The largest barrier, as is almost always the case with projects like this, is licensing and budget. When Kikuchi made an appearance at New York Comic-Con some years back, he mentioned the rights were held, at the time, by some folks in France, and my gears instantly began turning as to who that might be. One possibility was Jean-Luc Besson, whose love of big-budget fantasy and SF projects is no mystery. The other is Christophe Gans, he who gave us excellent live-action adaptations of Crying Freeman and Silent Hill. (His recent take on Beauty And The Beast is also well worth seeing.) But nothing further came of it then.
If a theatrical project isn't in the cards, the changes in the entertainment landscape just over the last few years provide us with some more options. Possibly even better ones. A series for some streaming outlet could be either live-action or animated, and would allow for far more stretching-out and delving-into with the material. Whether live or drawn, you could take one of two approaches with the material: start from the beginning of the series and work your way through, or just skip and switch across the various volumes with a greatest-hits approach. This second idea is even more workable given that the books are mainly standalone affairs; you can read them in order, but there's very little in the way of enforced continuity.

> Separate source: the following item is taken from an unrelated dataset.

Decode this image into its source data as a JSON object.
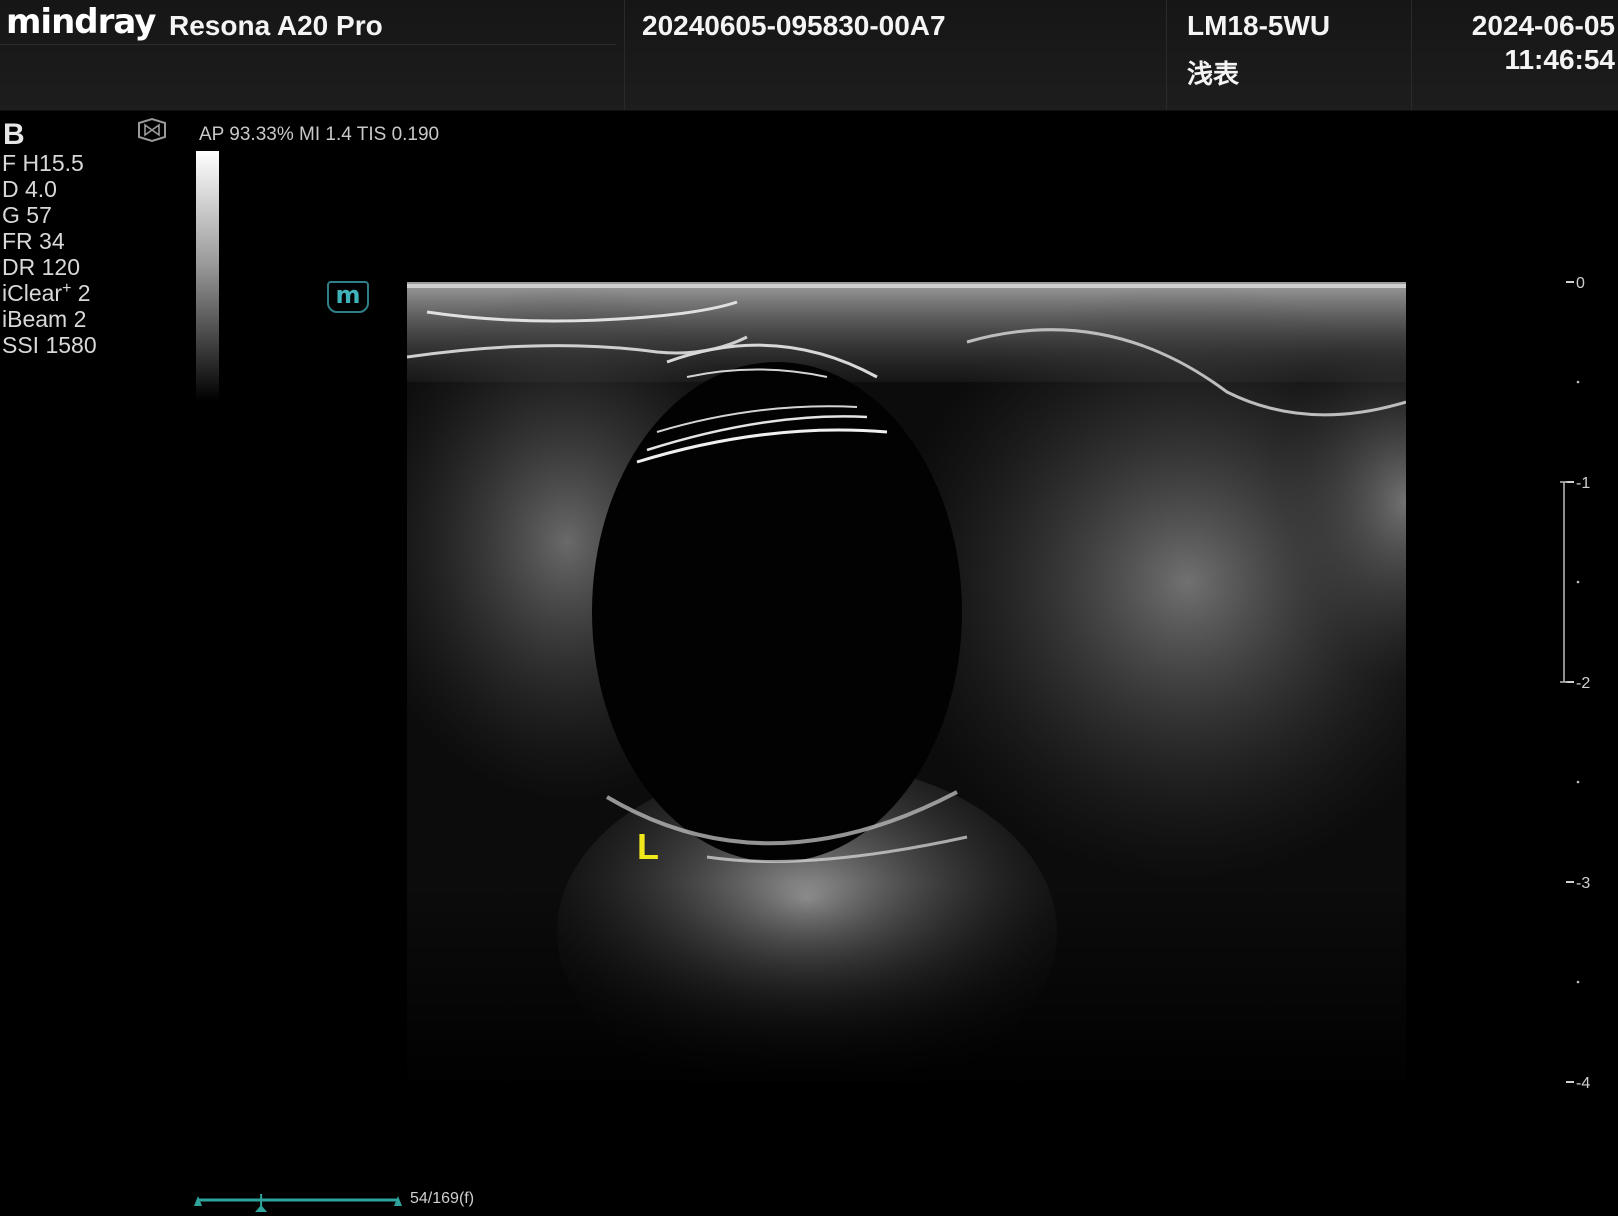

In fact, that seems exactly to have been the goal in mind with the Vampire Hunter D: Resurrection project. Announced back in 2015 by Unified Pictures, this was a project to create an hourlong CGI-animated TV series, one that explicitly would not duplicate material from any of the previous adaptations. It sounded promising, but there has been scarcely a peep about it since mid-2016. A promotional website created for a Kickstarter-funded comic book prequel is still up, along with a Twitter account, but neither provide any recent details about the show itself. My hope is that's only because negotiations for such a thing have to be conducted behind closed doors and at grueling length, but experience has taught me that any film or TV project where there's nothing to report for upwards of two years is effectively dead. Of all the projects to remain in development hell, I was hoping this wouldn't be one of them. D deserves better.